Se una Banca segnala una posizione in sofferenza alla Centrale Rischi non commette un illecito, anche se successivamente viene accertata l’inesistenza del debito e anche se in un momento successivo vengono aggiornate le disposizioni regolamentari in materia. Questo il principio affermato dalla Corte di Cassazione in una recente sentenza: vediamone i dettagli.
La vicenda descritta dalla sentenza n. 4747/2019, depositata in data 9 febbraio 2019, ha come protagonista la correntista di una Banca che, essendo stata segnalata dall’istituto alla Centrale Rischi nel mese di aprile 1999, aveva successivamente citato in giudizio l’istituto stesso. Un accertamento concluso nei suoi confronti nel 2012 aveva provato l’inesistenza del debito indicato in sofferenza e nel frattempo erano intervenute alcune modifiche dei regolamenti riguardanti le istruzioni per gli intermediari creditizi sulla Centrale dei Rischi: per questo, la donna sosteneva che la Banca dovesse rispondere della propria condotta e risarcire i danni a suo carico, che avrebbero dovuto essere quantificati in via equitativa (vale a dire dal giudice secondo equità, senza applicare norme di diritto specifiche).
Le decisioni di merito non avevano accolto le richieste della correntista, giudicando come corretta la condotta dell’istituto di credito: era stato infatti accertato che la Banca aveva segnalato la propria cliente non con intento punitivo, ma semplicemente adempiendo ai propri obblighi di comunicazione alla Banca d’Italia di qualsiasi voce di rischio. Rischio che, appunto, si era venuto oggettivamente a creare a causa di un contenzioso con la cliente.

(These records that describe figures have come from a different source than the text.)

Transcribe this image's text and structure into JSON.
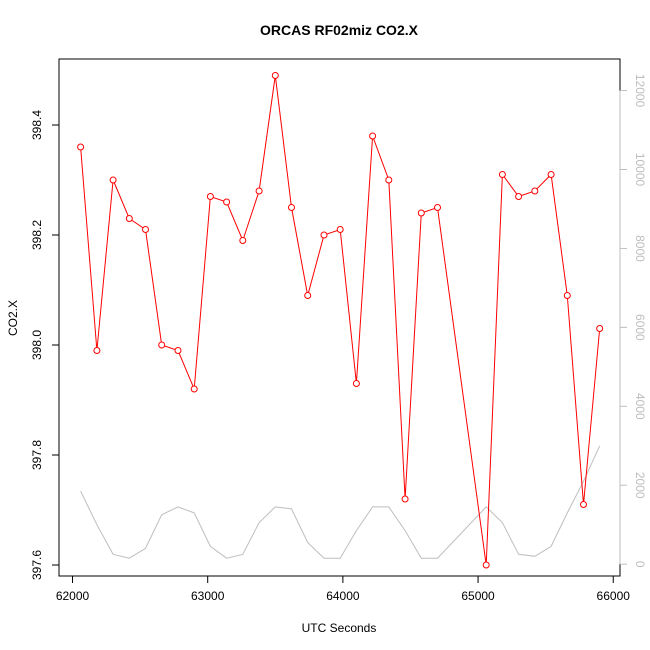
{
  "chart_data": {
    "type": "line",
    "title": "ORCAS RF02miz CO2.X",
    "xlabel": "UTC Seconds",
    "ylabel": "CO2.X",
    "xlim": [
      61900,
      66050
    ],
    "ylim": [
      397.58,
      398.52
    ],
    "x_ticks": [
      62000,
      63000,
      64000,
      65000,
      66000
    ],
    "y_ticks": [
      397.6,
      397.8,
      398.0,
      398.2,
      398.4
    ],
    "y_tick_labels": [
      "397.6",
      "397.8",
      "398.0",
      "398.2",
      "398.4"
    ],
    "right_axis": {
      "ylim": [
        -300,
        12800
      ],
      "ticks": [
        0,
        2000,
        4000,
        6000,
        8000,
        10000,
        12000
      ]
    },
    "grid": false,
    "series": [
      {
        "axis": "left",
        "color": "#ff0000",
        "marker": "open-circle",
        "x": [
          62060,
          62180,
          62300,
          62420,
          62540,
          62660,
          62780,
          62900,
          63020,
          63140,
          63260,
          63380,
          63500,
          63620,
          63740,
          63860,
          63980,
          64100,
          64220,
          64340,
          64460,
          64580,
          64700,
          65060,
          65180,
          65300,
          65420,
          65540,
          65660,
          65780,
          65900
        ],
        "y": [
          398.36,
          397.99,
          398.3,
          398.23,
          398.21,
          398.0,
          397.99,
          397.92,
          398.27,
          398.26,
          398.19,
          398.28,
          398.49,
          398.25,
          398.09,
          398.2,
          398.21,
          397.93,
          398.38,
          398.3,
          397.72,
          398.24,
          398.25,
          397.6,
          398.31,
          398.27,
          398.28,
          398.31,
          398.09,
          397.71,
          398.03
        ]
      },
      {
        "axis": "right",
        "color": "#bebebe",
        "marker": "none",
        "x": [
          62060,
          62180,
          62300,
          62420,
          62540,
          62660,
          62780,
          62900,
          63020,
          63140,
          63260,
          63380,
          63500,
          63620,
          63740,
          63860,
          63980,
          64100,
          64220,
          64340,
          64460,
          64580,
          64700,
          65060,
          65180,
          65300,
          65420,
          65540,
          65660,
          65780,
          65900
        ],
        "y": [
          1850,
          1000,
          250,
          150,
          400,
          1250,
          1450,
          1300,
          450,
          150,
          250,
          1050,
          1450,
          1400,
          550,
          150,
          150,
          850,
          1450,
          1450,
          850,
          150,
          150,
          1450,
          1050,
          250,
          200,
          450,
          1300,
          2100,
          3000
        ]
      }
    ]
  }
}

Per quello che riguarda il profilo risarcitorio, il Tribunale di merito aveva riscontrato che non esisteva alcuna prova di un preteso danno non patrimoniale, anche perché la segnalazione alla Centrale rischi era cessata sin dal 2012, dopo la conclusione dell’accertamento nei confronti della correntista. La quale, peraltro, non aveva mai lamentato alcunché su questo procedimento.
A questo punto la correntista si era rivolta alla Corte di Cassazione, sostenendo che la condotta della Banca avrebbe dovuto essere valutata anche alla luce delle nuove disposizioni che erano intervenute a modificare la circolare n. 139 del 1991 della Banca d’Italia, inerente le “Istruzioni per gli intermediari creditizi sulla Centrale dei Rischi”. Il testo in questione, infatti, era stato aggiornato a più riprese negli anni successivi alla vicenda in esame.

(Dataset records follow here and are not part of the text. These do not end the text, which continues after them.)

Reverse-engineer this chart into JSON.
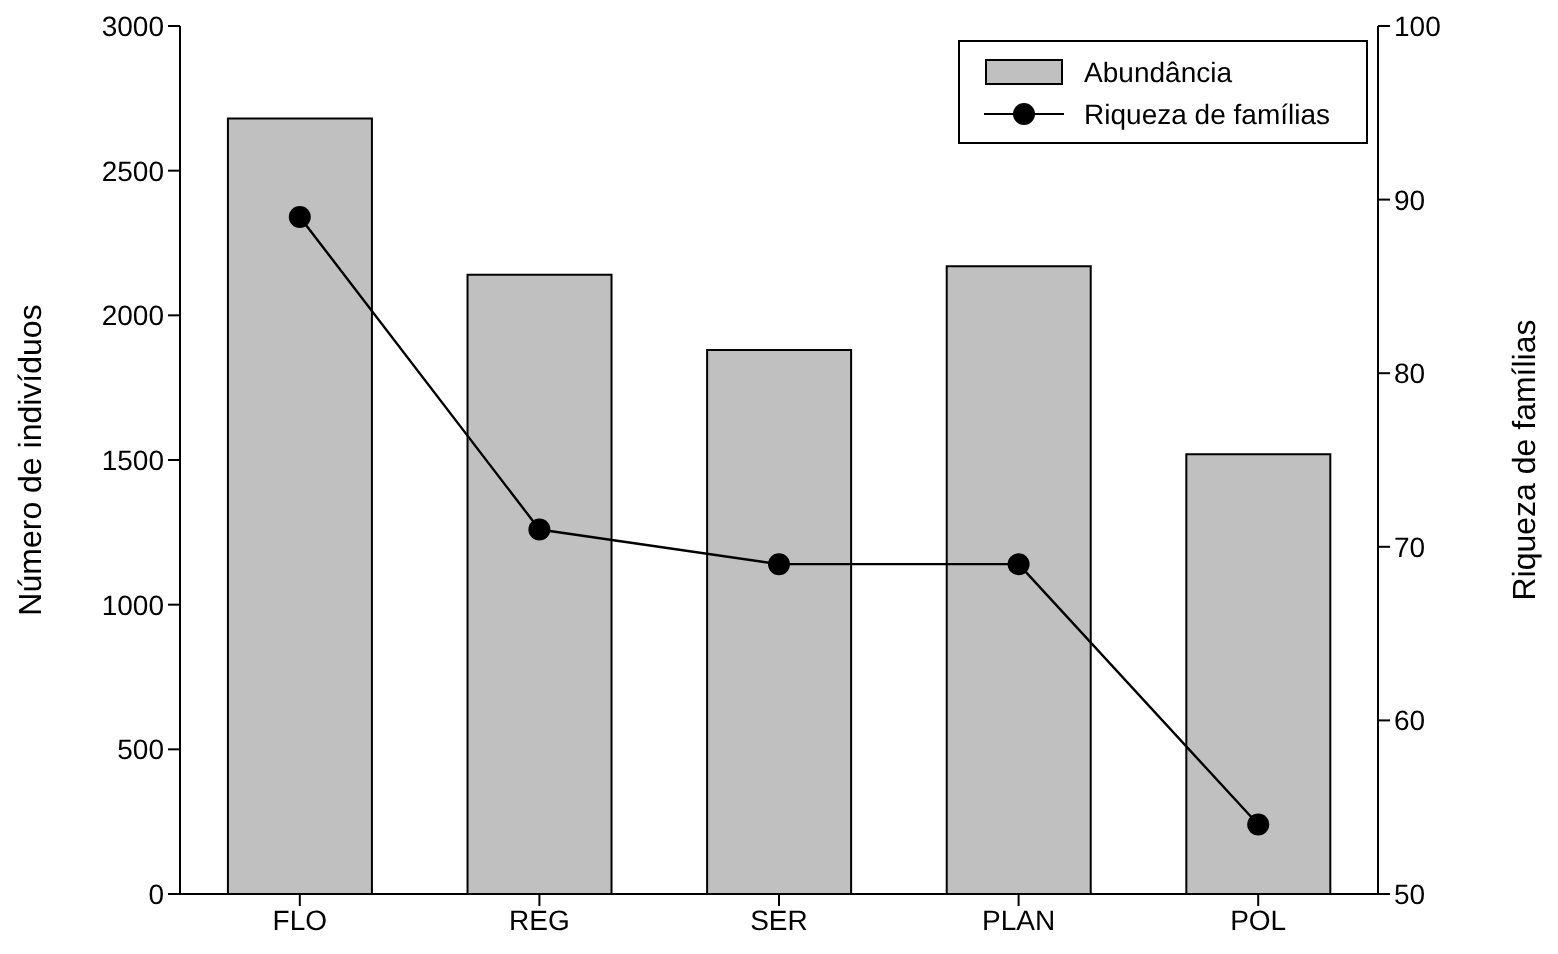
{
  "chart_data": {
    "type": "bar",
    "categories": [
      "FLO",
      "REG",
      "SER",
      "PLAN",
      "POL"
    ],
    "series": [
      {
        "name": "Abundância",
        "color": "#c0c0c0",
        "values": [
          2680,
          2140,
          1880,
          2170,
          1520
        ]
      },
      {
        "name": "Riqueza de famílias",
        "type": "line",
        "axis": "y2",
        "color": "#000000",
        "marker": "circle",
        "values": [
          89,
          71,
          69,
          69,
          54
        ]
      }
    ],
    "ylabel": "Número de indivíduos",
    "y2label": "Riqueza de famílias",
    "ylim": [
      0,
      3000
    ],
    "yticks": [
      0,
      500,
      1000,
      1500,
      2000,
      2500,
      3000
    ],
    "y2lim": [
      50,
      100
    ],
    "y2ticks": [
      50,
      60,
      70,
      80,
      90,
      100
    ],
    "legend": "top right",
    "grid": false
  }
}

La Corte Suprema, chiamata ad esprimersi sulla vicenda, ha prima di tutto rilevato alcuni profili di inammissibilità, e poi confermato le sentenze di merito. In particolare, la Cassazione ha chiarito che la condotta dell’istituto di credito deve essere valutata ex ante, cioè a priori e in astratto, sulla base di un giudizio prognostico (attendibile e non pretestuoso) sul rapporto di credito tra la Banca e la cliente all’epoca dei fatti, e non basandosi su ciò che poi è realmente accaduto. Allo stesso modo, le direttive da tenere in considerazione sono quelle vigenti all’epoca, e non le successive evoluzioni regolamentari in materia di segnalazioni alla Centrale dei rischi.
In effetti, il credito che la Banca aveva evidenziato nel 1999 riguardo alla posizione della correntista risultava esistente e non di facile realizzazione, anche perché la cliente risultava avere debiti verso terzi: per questo, la segnalazione alla Centrale Rischi è stata ritenuta assolutamente lecita e la condotta della Banca non censurabile.
Da qui il principio generale: la segnalazione di una posizione in sofferenza alla Centrale Rischi a opera della Banca non costituisce illecito anche se successivamente viene accertata l’inesistenza del debito e anche se anche se le disposizioni regolamentari in materia vengono nel frattempo aggiornate.